Обсуждение: [PERFORM] postgres_fdw and column casting shippability

Поиск
Список
Период
Сортировка

[PERFORM] postgres_fdw and column casting shippability

От
Jeff Janes
Дата:
I need to do a join between two foreign tables using columns of different types.

select data from remote2 join remote1 on ((remote2.id)::bigint=remote1.id) where cutoff > 0.9999;

For demonstration purposes, I use a loop-back foreign server, set up in the attached sql file.

If I do the join directly on the "foreign" server by specifying the schemaname where the physical tables live, it uses a sensible join plan, using an index on cutoff column to get a handful of rows, then casting the id column and using in index on remote1.id to get each row there.

explain analyze select data from remote.remote2 join remote.remote1 on ((remote2.id)::bigint=remote1.id) where cutoff > 0.9999;

                                                             QUERY PLAN
------------------------------------------------------------------------------------------------------------------------------------
 Nested Loop  (cost=5.56..1100.48 rows=100 width=8) (actual time=0.303..5.598 rows=119 loops=1)
   ->  Bitmap Heap Scan on remote2  (cost=5.13..334.85 rows=91 width=7) (actual time=0.112..0.899 rows=105 loops=1)
         Recheck Cond: (cutoff > '0.9999'::double precision)
         Heap Blocks: exact=105
         ->  Bitmap Index Scan on remote2_cutoff_idx  (cost=0.00..5.11 rows=91 width=0) (actual time=0.062..0.062 rows=105 loops=1)
               Index Cond: (cutoff > '0.9999'::double precision)
   ->  Index Scan using remote1_id_idx on remote1  (cost=0.43..8.40 rows=1 width=16) (actual time=0.038..0.041 rows=1 loops=105)
         Index Cond: (id = (remote2.id)::bigint)
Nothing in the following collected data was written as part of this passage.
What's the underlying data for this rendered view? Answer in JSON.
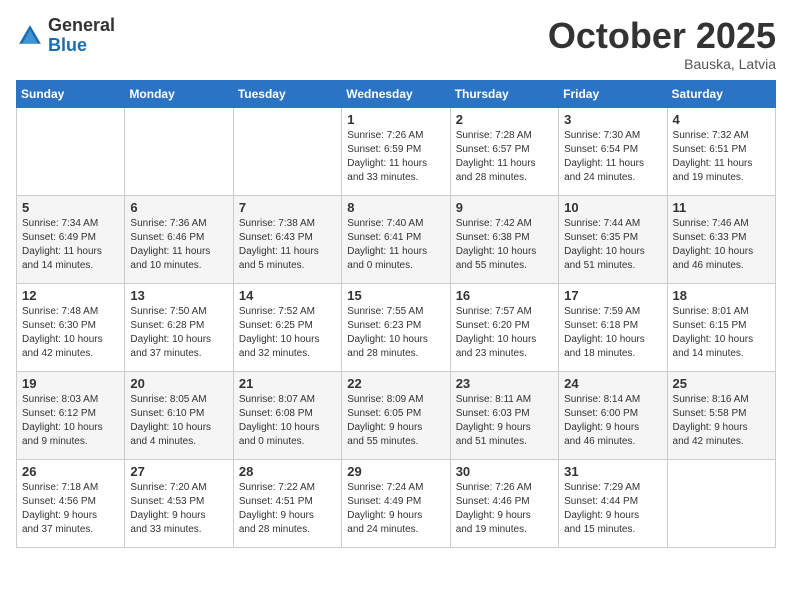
{
  "logo": {
    "general": "General",
    "blue": "Blue"
  },
  "header": {
    "month": "October 2025",
    "location": "Bauska, Latvia"
  },
  "days_of_week": [
    "Sunday",
    "Monday",
    "Tuesday",
    "Wednesday",
    "Thursday",
    "Friday",
    "Saturday"
  ],
  "weeks": [
    [
      {
        "day": "",
        "info": ""
      },
      {
        "day": "",
        "info": ""
      },
      {
        "day": "",
        "info": ""
      },
      {
        "day": "1",
        "info": "Sunrise: 7:26 AM\nSunset: 6:59 PM\nDaylight: 11 hours\nand 33 minutes."
      },
      {
        "day": "2",
        "info": "Sunrise: 7:28 AM\nSunset: 6:57 PM\nDaylight: 11 hours\nand 28 minutes."
      },
      {
        "day": "3",
        "info": "Sunrise: 7:30 AM\nSunset: 6:54 PM\nDaylight: 11 hours\nand 24 minutes."
      },
      {
        "day": "4",
        "info": "Sunrise: 7:32 AM\nSunset: 6:51 PM\nDaylight: 11 hours\nand 19 minutes."
      }
    ],
    [
      {
        "day": "5",
        "info": "Sunrise: 7:34 AM\nSunset: 6:49 PM\nDaylight: 11 hours\nand 14 minutes."
      },
      {
        "day": "6",
        "info": "Sunrise: 7:36 AM\nSunset: 6:46 PM\nDaylight: 11 hours\nand 10 minutes."
      },
      {
        "day": "7",
        "info": "Sunrise: 7:38 AM\nSunset: 6:43 PM\nDaylight: 11 hours\nand 5 minutes."
      },
      {
        "day": "8",
        "info": "Sunrise: 7:40 AM\nSunset: 6:41 PM\nDaylight: 11 hours\nand 0 minutes."
      },
      {
        "day": "9",
        "info": "Sunrise: 7:42 AM\nSunset: 6:38 PM\nDaylight: 10 hours\nand 55 minutes."
      },
      {
        "day": "10",
        "info": "Sunrise: 7:44 AM\nSunset: 6:35 PM\nDaylight: 10 hours\nand 51 minutes."
      },
      {
        "day": "11",
        "info": "Sunrise: 7:46 AM\nSunset: 6:33 PM\nDaylight: 10 hours\nand 46 minutes."
      }
    ],
    [
      {
        "day": "12",
        "info": "Sunrise: 7:48 AM\nSunset: 6:30 PM\nDaylight: 10 hours\nand 42 minutes."
      },
      {
        "day": "13",
        "info": "Sunrise: 7:50 AM\nSunset: 6:28 PM\nDaylight: 10 hours\nand 37 minutes."
      },
      {
        "day": "14",
        "info": "Sunrise: 7:52 AM\nSunset: 6:25 PM\nDaylight: 10 hours\nand 32 minutes."
      },
      {
        "day": "15",
        "info": "Sunrise: 7:55 AM\nSunset: 6:23 PM\nDaylight: 10 hours\nand 28 minutes."
      },
      {
        "day": "16",
        "info": "Sunrise: 7:57 AM\nSunset: 6:20 PM\nDaylight: 10 hours\nand 23 minutes."
      },
      {
        "day": "17",
        "info": "Sunrise: 7:59 AM\nSunset: 6:18 PM\nDaylight: 10 hours\nand 18 minutes."
      },
      {
        "day": "18",
        "info": "Sunrise: 8:01 AM\nSunset: 6:15 PM\nDaylight: 10 hours\nand 14 minutes."
      }
    ],
    [
      {
        "day": "19",
        "info": "Sunrise: 8:03 AM\nSunset: 6:12 PM\nDaylight: 10 hours\nand 9 minutes."
      },
      {
        "day": "20",
        "info": "Sunrise: 8:05 AM\nSunset: 6:10 PM\nDaylight: 10 hours\nand 4 minutes."
      },
      {
        "day": "21",
        "info": "Sunrise: 8:07 AM\nSunset: 6:08 PM\nDaylight: 10 hours\nand 0 minutes."
      },
      {
        "day": "22",
        "info": "Sunrise: 8:09 AM\nSunset: 6:05 PM\nDaylight: 9 hours\nand 55 minutes."
      },
      {
        "day": "23",
        "info": "Sunrise: 8:11 AM\nSunset: 6:03 PM\nDaylight: 9 hours\nand 51 minutes."
      },
      {
        "day": "24",
        "info": "Sunrise: 8:14 AM\nSunset: 6:00 PM\nDaylight: 9 hours\nand 46 minutes."
      },
      {
        "day": "25",
        "info": "Sunrise: 8:16 AM\nSunset: 5:58 PM\nDaylight: 9 hours\nand 42 minutes."
      }
    ],
    [
      {
        "day": "26",
        "info": "Sunrise: 7:18 AM\nSunset: 4:56 PM\nDaylight: 9 hours\nand 37 minutes."
      },
      {
        "day": "27",
        "info": "Sunrise: 7:20 AM\nSunset: 4:53 PM\nDaylight: 9 hours\nand 33 minutes."
      },
      {
        "day": "28",
        "info": "Sunrise: 7:22 AM\nSunset: 4:51 PM\nDaylight: 9 hours\nand 28 minutes."
      },
      {
        "day": "29",
        "info": "Sunrise: 7:24 AM\nSunset: 4:49 PM\nDaylight: 9 hours\nand 24 minutes."
      },
      {
        "day": "30",
        "info": "Sunrise: 7:26 AM\nSunset: 4:46 PM\nDaylight: 9 hours\nand 19 minutes."
      },
      {
        "day": "31",
        "info": "Sunrise: 7:29 AM\nSunset: 4:44 PM\nDaylight: 9 hours\nand 15 minutes."
      },
      {
        "day": "",
        "info": ""
      }
    ]
  ]
}
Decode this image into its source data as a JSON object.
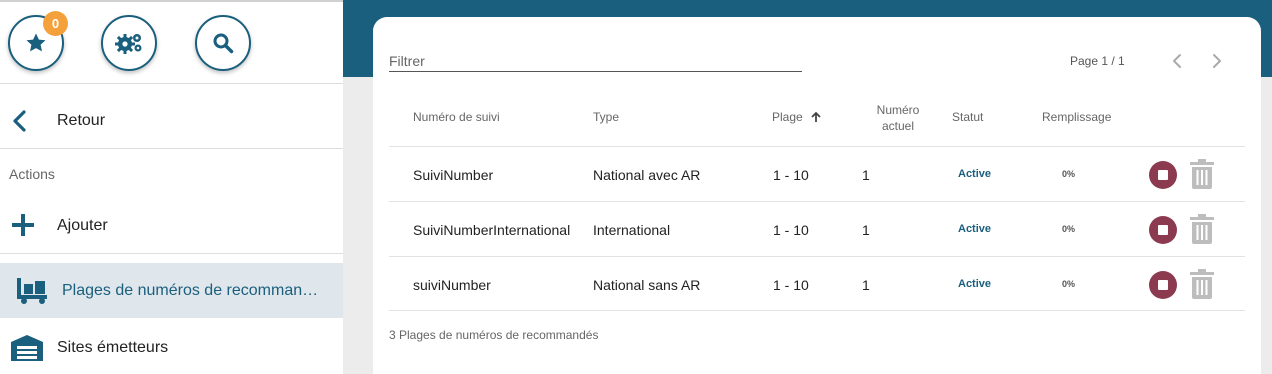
{
  "toolbar": {
    "favorites_badge": "0"
  },
  "sidebar": {
    "back_label": "Retour",
    "actions_title": "Actions",
    "add_label": "Ajouter",
    "items": [
      {
        "label": "Plages de numéros de recommandés",
        "active": true
      },
      {
        "label": "Sites émetteurs",
        "active": false
      }
    ]
  },
  "main": {
    "filter_placeholder": "Filtrer",
    "pagination": "Page 1 / 1",
    "columns": {
      "numero_suivi": "Numéro de suivi",
      "type": "Type",
      "plage": "Plage",
      "numero_actuel_1": "Numéro",
      "numero_actuel_2": "actuel",
      "statut": "Statut",
      "remplissage": "Remplissage"
    },
    "rows": [
      {
        "numero": "SuiviNumber",
        "type": "National avec AR",
        "plage": "1 - 10",
        "actuel": "1",
        "statut": "Active",
        "remplissage": "0%"
      },
      {
        "numero": "SuiviNumberInternational",
        "type": "International",
        "plage": "1 - 10",
        "actuel": "1",
        "statut": "Active",
        "remplissage": "0%"
      },
      {
        "numero": "suiviNumber",
        "type": "National sans AR",
        "plage": "1 - 10",
        "actuel": "1",
        "statut": "Active",
        "remplissage": "0%"
      }
    ],
    "footer": "3 Plages de numéros de recommandés"
  },
  "colors": {
    "primary": "#1a5f7d",
    "badge": "#f4a13c",
    "stop": "#8c3a4f",
    "active_nav_bg": "#dfe6ec"
  }
}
But if I go through the foreign machinery, it doesn't use a good plan:

explain analyze select data from remote2 join remote1 on ((remote2.id)::bigint=remote1.id) where cutoff > 0.9999;

                                                           QUERY PLAN
---------------------------------------------------------------------------------------------------------------------------------
 Hash Join  (cost=537.81..76743.81 rows=455000 width=4) (actual time=75.019..4659.802 rows=119 loops=1)
   Hash Cond: (remote1.id = (remote2.id)::bigint)
   ->  Foreign Scan on remote1  (cost=100.00..35506.00 rows=1000000 width=16) (actual time=1.110..4143.655 rows=1000000 loops=1)
   ->  Hash  (cost=436.67..436.67 rows=91 width=7) (actual time=2.754..2.754 rows=105 loops=1)
         Buckets: 1024  Batches: 1  Memory Usage: 13kB
         ->  Foreign Scan on remote2  (cost=105.13..436.67 rows=91 width=7) (actual time=1.567..2.646 rows=105 loops=1)
 Planning time: 29.629 ms
 Execution time: 4660.433 ms

I thought it would either push the entire join to the foreign side, or at least do a foreign index scan on remote2_cutoff_idx, then loop over each row and do a foreign index scans against remote1_id_idx.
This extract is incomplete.